Outfit von der Schneiderin
Für ihre Kostümführung hat sie ein Outfit nach Original-Vorlagen von der Wombacher Schneiderin Vera Nätscher bestellt. Mit Bezug zu Lohr sei es einfach gewesen, die richtige Person zu finden, als die sie dann die Menschen durch die Stadt begleiten möchte: Elisabeth Claudia von Reichenstein, zweite Ehefrau des Kurmainzer Amtmanns Christoph Philip von Erthal. Und Vater von Maria Sophia, dem realen Vorbild zur Märchengestalt Schneewittchen.
"Ich wollte mich nicht auf Schneewittchen einschränken, deshalb habe ich mich für die böse Stiefmutter entschieden", berichtet die Stadtführerin. "Außerdem ist aus dieser Zeit sehr wenig bekannt. Ich werde meine Gäste in das Jahr 1760 entführen, wenn meine beiden Ehemänner tot sind. Diese Seite von Lohr kennt ja fast noch keiner." Schmidts Interesse gilt besonders den Bauten von Lohr mit dem Schloss als "absolutem Highlight". Bei den normalen Führungen seien auch die Färber- und Gerbergasse dabei, aber bei ihrer Kostümführung wird sie nicht dorthin gehen. "Da stinkt es viel zu sehr. Als Adelige ist es schon schlimm genug, wenn ich durch die Hauptstraße laufen muss", sagt sie – ganz in ihrer Rolle.
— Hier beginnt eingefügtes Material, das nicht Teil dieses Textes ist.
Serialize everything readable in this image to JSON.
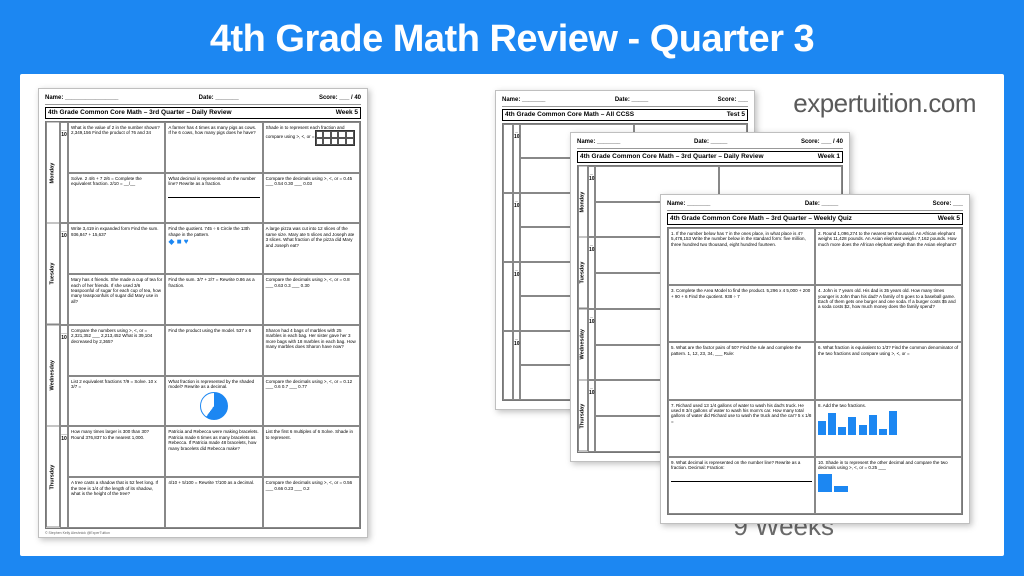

Ebenfalls eine historische Kostümführung plant Tanja Mädler. Sie wohnt eigentlich im hessischen Freigericht, ist aber der Liebe wegen häufig in Lohr. Sie interessiert sich ebenfalls für Kultur und Geschichte, wollte sich schon in Gelnhausen als Stadtführerin registrieren lassen. In Lohr hat es der 51-Jährigen besonders das Fischerviertel angetan: "Da gibt es so viel zu erzählen. Bei einer normalen Stadtführung können wir das aus Zeitgründen nicht abdecken, deshalb werde ich die Frau eines Fischers, Sandschöpfers oder Seilers machen."
Alte Fotos als Hilfe
Ganz genau steht ihre Person noch nicht fest, aber sie recherchiert schon fleißig über die Fischer, die Mainlände, den dortigen Schiffs- und Bootsbau, die Flößerei und das große Hochwasser Anfang des 19. Jahrhunderts. "Durch meinen Lebenspartner, der in der Fischergasse wohnt, und etliche Bekannte habe ich auch schon viele alte Fotos bekommen. Und natürlich auch viele Informationen durch Filme und die Stadtführerausbildung." Jetzt ist sie nur noch auf der Suche nach authentischer Kleidung, die sie "natürlich nicht von der Stange kaufen" möchte.
Um ein passendes Kostüm muss sich der Leiter des Lohrer Bauhofs, Peter Bechold, keine Sorgen machen. "Kollegen von mir haben gefrotzelt, ich sollte doch als Gärtner in einer grünen Schürze herumlaufen, aber das mache ich nicht", erzählt er schmunzelnd. Da er in Lohr jeden Pflasterstein "mit Namen kennt", wie er sagt, habe es für ihn nahe gelegen, sich einmal auch über die genauen Hintergründe der Stadtentwicklung oder auch über die Gebäude selbst besser zu informieren.
Ins Gespräch kommen
Auch für ihn hatte es bei der Ausbildung noch viel Neues zu hören gegeben. "Das Geschichtliche fand ich sehr interessant – oder auch, wie viele Wirtschaften es zum Beispiel in Lohr früher gegeben hat." Bechold wird seine weiteren Stadtführungen entspannt angehen: "Man kommt dabei auch sehr schnell in ein gutes Gespräch, da brauche ich kein so genaues Konzept", meint er gelassen. Außerdem möchte er weiterhin für besonders Interessierte seine Extra-Führung "Mein Freund, der Baum" anbieten.